The two components of the study play very different, yet vital, roles. The epidural stimulation method involves a device that is implanted under the skin with wires that are placed in the spinal canal to send electrical impulses to the spinal cord. The stimulation mimics brain signals that normally would be sent to the spinal cord to initiate the process of standing and walking.

After these signals are in place, there still lies the challenge of muscle atrophy. “People who are in wheelchairs are in what we call a gravity-dependent position,” Dr. Gorgey said. “Much like astronauts, their muscles weaken, and they have to learn to use them again. But unlike astronauts who are in space for 100 days or so, people who are paralyzed are in this position for years.”

My lower body is learning how to work again. It’s a process.

Brandon Kasnick

The exoskeleton addresses these muscle issues by providing overground step-like movement that builds muscle, restores muscle memory and allows the spinal cord circuitries to restore. The process requires enormous and extensive training and may reach three to five times weekly for up to four hours per day.

“My lower body is learning how to work again,” Kasnick said. “It’s a process. It’s like a baby who doesn’t have control of his limbs, and one day they learn to crawl, then they learn to walk.”

As time passes and muscles strengthen, the exoskeleton can be set to provide as much or as little assistance as needed. Kasnick, for example, began his participation in the research in December 2020 needing 100% assistance from the exoskeleton. By October, he only needed 55% assistance from the device.

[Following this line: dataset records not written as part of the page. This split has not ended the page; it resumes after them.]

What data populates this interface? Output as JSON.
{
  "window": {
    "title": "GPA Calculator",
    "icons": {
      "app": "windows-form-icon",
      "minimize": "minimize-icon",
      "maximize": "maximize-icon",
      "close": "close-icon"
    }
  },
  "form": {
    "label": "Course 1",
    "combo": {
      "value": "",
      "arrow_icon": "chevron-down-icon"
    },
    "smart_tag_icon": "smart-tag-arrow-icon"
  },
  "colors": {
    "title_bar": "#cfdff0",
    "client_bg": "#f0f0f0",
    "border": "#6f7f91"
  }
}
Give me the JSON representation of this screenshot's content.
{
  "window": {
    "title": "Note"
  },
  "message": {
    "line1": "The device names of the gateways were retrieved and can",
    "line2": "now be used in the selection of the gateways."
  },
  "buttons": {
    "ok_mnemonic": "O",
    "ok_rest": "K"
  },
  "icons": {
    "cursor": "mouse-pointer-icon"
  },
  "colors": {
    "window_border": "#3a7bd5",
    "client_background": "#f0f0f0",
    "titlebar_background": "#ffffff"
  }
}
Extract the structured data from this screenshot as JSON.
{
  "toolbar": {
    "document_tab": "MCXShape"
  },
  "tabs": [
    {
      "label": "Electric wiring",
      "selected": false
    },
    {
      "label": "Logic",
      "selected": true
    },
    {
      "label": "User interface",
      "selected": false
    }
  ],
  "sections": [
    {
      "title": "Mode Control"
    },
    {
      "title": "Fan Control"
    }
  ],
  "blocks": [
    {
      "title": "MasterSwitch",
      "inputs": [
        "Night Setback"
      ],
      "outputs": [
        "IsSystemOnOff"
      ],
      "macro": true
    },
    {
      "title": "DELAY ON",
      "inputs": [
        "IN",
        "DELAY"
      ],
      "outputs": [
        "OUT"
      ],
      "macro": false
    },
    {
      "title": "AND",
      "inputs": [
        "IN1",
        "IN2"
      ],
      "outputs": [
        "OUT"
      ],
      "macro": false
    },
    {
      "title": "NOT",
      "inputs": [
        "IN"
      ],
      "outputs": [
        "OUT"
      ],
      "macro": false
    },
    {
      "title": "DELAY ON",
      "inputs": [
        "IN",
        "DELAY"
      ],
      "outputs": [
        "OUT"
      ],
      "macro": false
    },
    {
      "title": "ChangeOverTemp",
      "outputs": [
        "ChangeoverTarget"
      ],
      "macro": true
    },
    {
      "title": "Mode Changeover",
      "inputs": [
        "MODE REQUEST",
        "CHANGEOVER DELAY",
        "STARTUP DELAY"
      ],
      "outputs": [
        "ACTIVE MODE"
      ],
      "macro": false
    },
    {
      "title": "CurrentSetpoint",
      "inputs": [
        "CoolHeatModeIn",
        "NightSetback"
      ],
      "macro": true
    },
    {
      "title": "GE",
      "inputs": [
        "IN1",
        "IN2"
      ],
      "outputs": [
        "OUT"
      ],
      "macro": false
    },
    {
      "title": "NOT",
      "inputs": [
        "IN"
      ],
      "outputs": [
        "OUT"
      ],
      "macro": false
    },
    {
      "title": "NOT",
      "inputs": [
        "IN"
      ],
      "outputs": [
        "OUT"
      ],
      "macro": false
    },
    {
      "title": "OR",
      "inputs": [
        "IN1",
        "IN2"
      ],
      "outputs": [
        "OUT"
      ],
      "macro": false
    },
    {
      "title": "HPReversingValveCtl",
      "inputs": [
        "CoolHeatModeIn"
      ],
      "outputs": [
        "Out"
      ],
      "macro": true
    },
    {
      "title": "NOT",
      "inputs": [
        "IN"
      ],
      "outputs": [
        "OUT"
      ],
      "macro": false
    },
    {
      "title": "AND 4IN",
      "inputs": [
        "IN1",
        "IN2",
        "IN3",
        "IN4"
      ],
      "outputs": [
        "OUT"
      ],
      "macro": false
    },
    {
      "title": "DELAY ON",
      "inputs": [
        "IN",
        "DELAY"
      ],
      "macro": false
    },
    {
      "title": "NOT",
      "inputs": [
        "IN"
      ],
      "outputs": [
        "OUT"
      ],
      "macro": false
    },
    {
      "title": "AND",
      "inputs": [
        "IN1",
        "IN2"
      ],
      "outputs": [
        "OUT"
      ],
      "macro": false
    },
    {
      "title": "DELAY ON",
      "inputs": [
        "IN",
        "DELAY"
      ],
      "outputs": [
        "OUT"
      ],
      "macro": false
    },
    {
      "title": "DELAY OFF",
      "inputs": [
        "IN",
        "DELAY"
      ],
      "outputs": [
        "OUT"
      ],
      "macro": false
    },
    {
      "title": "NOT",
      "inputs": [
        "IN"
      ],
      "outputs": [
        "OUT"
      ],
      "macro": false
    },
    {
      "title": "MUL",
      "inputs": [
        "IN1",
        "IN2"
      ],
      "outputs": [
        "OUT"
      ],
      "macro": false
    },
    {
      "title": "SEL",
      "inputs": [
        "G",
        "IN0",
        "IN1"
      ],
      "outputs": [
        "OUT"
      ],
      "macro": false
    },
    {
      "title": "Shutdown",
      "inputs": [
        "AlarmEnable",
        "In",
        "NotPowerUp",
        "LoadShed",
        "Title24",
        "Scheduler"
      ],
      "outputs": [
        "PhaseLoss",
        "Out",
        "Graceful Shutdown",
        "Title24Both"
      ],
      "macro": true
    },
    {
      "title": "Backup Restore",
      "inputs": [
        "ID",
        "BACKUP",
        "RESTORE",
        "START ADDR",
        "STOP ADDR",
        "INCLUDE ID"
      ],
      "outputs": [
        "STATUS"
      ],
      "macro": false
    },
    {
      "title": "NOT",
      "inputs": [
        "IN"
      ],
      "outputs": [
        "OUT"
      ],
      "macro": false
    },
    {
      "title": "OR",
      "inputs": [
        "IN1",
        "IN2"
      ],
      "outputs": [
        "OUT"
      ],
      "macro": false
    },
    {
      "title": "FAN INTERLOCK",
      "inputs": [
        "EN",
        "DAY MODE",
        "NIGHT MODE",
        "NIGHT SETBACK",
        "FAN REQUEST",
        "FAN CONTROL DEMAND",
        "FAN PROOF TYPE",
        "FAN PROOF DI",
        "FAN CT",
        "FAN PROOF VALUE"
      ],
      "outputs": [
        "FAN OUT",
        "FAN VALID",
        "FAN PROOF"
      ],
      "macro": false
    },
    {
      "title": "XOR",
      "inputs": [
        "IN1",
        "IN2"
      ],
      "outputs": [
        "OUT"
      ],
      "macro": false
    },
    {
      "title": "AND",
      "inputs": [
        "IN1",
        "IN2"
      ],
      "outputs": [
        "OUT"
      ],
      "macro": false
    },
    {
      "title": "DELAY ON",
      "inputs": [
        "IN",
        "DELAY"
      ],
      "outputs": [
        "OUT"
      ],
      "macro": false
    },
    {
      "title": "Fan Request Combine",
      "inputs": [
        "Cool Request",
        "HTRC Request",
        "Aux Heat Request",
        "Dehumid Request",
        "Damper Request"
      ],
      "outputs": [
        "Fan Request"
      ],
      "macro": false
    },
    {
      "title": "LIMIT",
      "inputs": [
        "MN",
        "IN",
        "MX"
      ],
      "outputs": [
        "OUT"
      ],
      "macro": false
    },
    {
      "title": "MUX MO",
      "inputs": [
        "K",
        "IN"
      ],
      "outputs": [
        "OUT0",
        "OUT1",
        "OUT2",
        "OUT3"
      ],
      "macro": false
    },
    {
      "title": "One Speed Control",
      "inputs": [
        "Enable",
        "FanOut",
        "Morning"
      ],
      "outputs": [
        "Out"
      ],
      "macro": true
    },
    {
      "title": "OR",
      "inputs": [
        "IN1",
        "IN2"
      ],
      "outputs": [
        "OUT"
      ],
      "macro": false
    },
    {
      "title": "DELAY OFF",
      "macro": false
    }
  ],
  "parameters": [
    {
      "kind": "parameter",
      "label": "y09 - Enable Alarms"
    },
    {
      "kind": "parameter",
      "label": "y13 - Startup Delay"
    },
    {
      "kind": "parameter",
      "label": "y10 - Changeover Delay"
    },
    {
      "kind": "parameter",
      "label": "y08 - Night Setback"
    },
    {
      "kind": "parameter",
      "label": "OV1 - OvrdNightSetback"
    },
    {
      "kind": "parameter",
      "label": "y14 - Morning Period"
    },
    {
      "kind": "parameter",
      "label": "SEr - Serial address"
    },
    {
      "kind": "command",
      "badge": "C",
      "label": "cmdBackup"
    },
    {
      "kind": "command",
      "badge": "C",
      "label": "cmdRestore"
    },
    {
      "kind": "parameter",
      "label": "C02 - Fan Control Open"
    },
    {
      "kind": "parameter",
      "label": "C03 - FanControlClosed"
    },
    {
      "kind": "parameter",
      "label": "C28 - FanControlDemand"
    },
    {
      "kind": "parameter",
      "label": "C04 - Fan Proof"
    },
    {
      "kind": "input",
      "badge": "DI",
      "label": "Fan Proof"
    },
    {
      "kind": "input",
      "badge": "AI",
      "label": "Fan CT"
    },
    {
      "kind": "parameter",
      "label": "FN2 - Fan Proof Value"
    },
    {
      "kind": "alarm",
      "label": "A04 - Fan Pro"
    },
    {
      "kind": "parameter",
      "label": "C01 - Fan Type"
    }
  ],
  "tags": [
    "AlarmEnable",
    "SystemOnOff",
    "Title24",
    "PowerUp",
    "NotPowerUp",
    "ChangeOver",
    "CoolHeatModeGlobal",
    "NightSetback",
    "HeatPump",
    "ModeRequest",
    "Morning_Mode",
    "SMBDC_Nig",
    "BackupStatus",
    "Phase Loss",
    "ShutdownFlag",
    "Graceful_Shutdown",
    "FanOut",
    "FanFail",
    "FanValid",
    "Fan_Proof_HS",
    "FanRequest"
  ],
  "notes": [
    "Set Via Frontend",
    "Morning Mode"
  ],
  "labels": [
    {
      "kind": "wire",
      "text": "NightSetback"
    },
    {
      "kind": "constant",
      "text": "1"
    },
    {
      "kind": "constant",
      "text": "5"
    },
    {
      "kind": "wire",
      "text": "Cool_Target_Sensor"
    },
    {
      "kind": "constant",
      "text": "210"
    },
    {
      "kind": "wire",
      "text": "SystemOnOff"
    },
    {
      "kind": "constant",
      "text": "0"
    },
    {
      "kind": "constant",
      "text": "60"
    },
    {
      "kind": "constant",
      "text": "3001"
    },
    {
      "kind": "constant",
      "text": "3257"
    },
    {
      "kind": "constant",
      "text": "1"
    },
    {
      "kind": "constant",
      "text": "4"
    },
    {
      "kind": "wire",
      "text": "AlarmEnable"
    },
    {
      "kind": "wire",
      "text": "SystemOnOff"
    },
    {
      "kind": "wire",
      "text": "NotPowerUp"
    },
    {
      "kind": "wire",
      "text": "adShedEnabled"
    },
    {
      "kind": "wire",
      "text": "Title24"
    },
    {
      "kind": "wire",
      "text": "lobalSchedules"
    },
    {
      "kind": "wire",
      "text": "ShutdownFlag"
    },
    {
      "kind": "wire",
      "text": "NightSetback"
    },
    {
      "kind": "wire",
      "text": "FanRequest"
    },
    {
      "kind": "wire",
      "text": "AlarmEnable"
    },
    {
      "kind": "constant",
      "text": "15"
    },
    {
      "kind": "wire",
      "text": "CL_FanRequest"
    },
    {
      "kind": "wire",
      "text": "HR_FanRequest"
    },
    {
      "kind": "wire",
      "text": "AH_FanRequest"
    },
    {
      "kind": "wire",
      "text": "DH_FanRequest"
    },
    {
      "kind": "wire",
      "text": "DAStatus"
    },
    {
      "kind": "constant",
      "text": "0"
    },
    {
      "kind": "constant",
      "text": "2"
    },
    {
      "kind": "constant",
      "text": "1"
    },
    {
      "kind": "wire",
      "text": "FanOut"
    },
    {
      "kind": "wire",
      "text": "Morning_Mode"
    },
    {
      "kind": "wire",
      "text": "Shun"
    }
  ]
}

The initial observations of improved ability to walk with assistance have been impressive, but the project is about more than helping people walk again. This therapy could ultimately lead to a standard treatment for spinal cord injury that increases cardiovascular health and bladder and bowel function.

Cardiovascular disease and Type 2 diabetes are the leading killers of people who are paralyzed, so even if people who receive this therapy cannot walk independently after treatment, any level of improved mobility could add years to their lives.

“These patients experience muscle atrophy, bone loss, bedsores, obesity, kidney problems and much more,” Dr. Gorgey said. “There are a lot of challenges that you just don’t think about that impact their quality of life.”

Thanks to the unique partnership among top-flight institutions in Central Virginia, the infrastructure now exists for those challenges and many more to be addressed, researched and reduced in people who are working hard to regain functions of everyday life — in the region and across the country.